Early Tuesday, more than 24 hours after US regulators seized and selected First Republic. c. B. Morgan Chase To acquire most of her assets, McGraty headed to see a client in Manhattan. Minutes after the regular trading began, the shares of the regional banks he covered for KBW began to fall.

“I was like, ‘Hey, it’s a good day to catch up, looks like an organized day,'” McGraty said in a phone interview. “I went back to my desk, had 40 emails and 10 voicemails, and my screen was all red.”

A sharp sell-off in regional banks sparked by the Silicon Valley bank failure resumed in March, catching Wall Street analysts and investors by surprise. An orderly dissolution of First Republic by the nation’s largest lender was supposed to assuage concerns about the state of the American banking system, not reignite them.
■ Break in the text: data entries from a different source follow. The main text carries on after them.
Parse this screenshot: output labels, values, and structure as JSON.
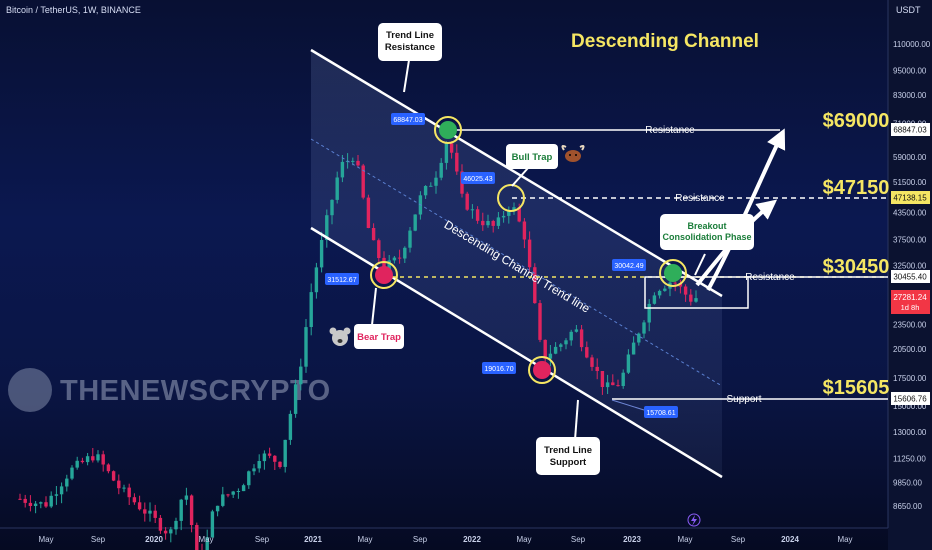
{
  "header": {
    "symbol_title": "Bitcoin / TetherUS, 1W, BINANCE",
    "currency": "USDT"
  },
  "title": "Descending Channel",
  "watermark": "THENEWSCRYPTO",
  "colors": {
    "bull": "#26a69a",
    "bear": "#e0245e",
    "accent_yellow": "#f5e663",
    "tag_blue": "#2962ff",
    "price_red": "#f23645",
    "bull_trap_text": "#1b7d3a",
    "bear_trap_text": "#e0245e"
  },
  "chart_data": {
    "type": "candlestick",
    "x_ticks": [
      "May",
      "Sep",
      "2020",
      "May",
      "Sep",
      "2021",
      "May",
      "Sep",
      "2022",
      "May",
      "Sep",
      "2023",
      "May",
      "Sep",
      "2024",
      "May"
    ],
    "y_ticks": [
      110000,
      95000,
      83000,
      71000,
      59000,
      51500,
      43500,
      37500,
      32500,
      23500,
      20500,
      17500,
      15000,
      13000,
      11250,
      9850,
      8650
    ],
    "y_scale": "log",
    "price_labels": [
      {
        "value": "68847.03",
        "style": "white"
      },
      {
        "value": "47138.15",
        "style": "yellow"
      },
      {
        "value": "30455.40",
        "style": "white"
      },
      {
        "value": "27281.24",
        "style": "red"
      },
      {
        "value": "1d 8h",
        "style": "red-sub"
      },
      {
        "value": "15606.76",
        "style": "white"
      }
    ],
    "levels": [
      {
        "label": "Resistance",
        "price_tag": "$69000",
        "value": 69000
      },
      {
        "label": "Resistance",
        "price_tag": "$47150",
        "value": 47150
      },
      {
        "label": "Resistance",
        "price_tag": "$30450",
        "value": 30450
      },
      {
        "label": "Support",
        "price_tag": "$15605",
        "value": 15605
      }
    ],
    "points": [
      {
        "label": "68847.03",
        "value": 68847.03
      },
      {
        "label": "46025.43",
        "value": 46025.43
      },
      {
        "label": "31512.67",
        "value": 31512.67
      },
      {
        "label": "30042.49",
        "value": 30042.49
      },
      {
        "label": "19016.70",
        "value": 19016.7
      },
      {
        "label": "15708.61",
        "value": 15708.61
      }
    ],
    "annotations": {
      "trend_resistance": "Trend Line\nResistance",
      "trend_support": "Trend Line\nSupport",
      "bull_trap": "Bull Trap",
      "bear_trap": "Bear Trap",
      "breakout": "Breakout\nConsolidation Phase",
      "channel_label": "Descending Channel Trend line"
    }
  }
}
sharp dips – backquest Shares fell 28% to a record low on Tuesday, while Western alliance Lost 15% Amid the lack of fresh news, banking experts scrutinized why this happened.

Concerns about uninsured deposits, concerns about commercial real estate and upcoming regulation were all potential catalysts.

Others pointed to pressure from short sellers. That’s what Peter OrsageCEO of Financial Advisors Lazard who represented the First Republic in the rescue effort, Sarah Eisen said on CNBC Tuesday.

“People are looking for answers, and no one has a good answer,” said McGarty, KBW’s head of US banking research who has covered the industry for nearly 20 years.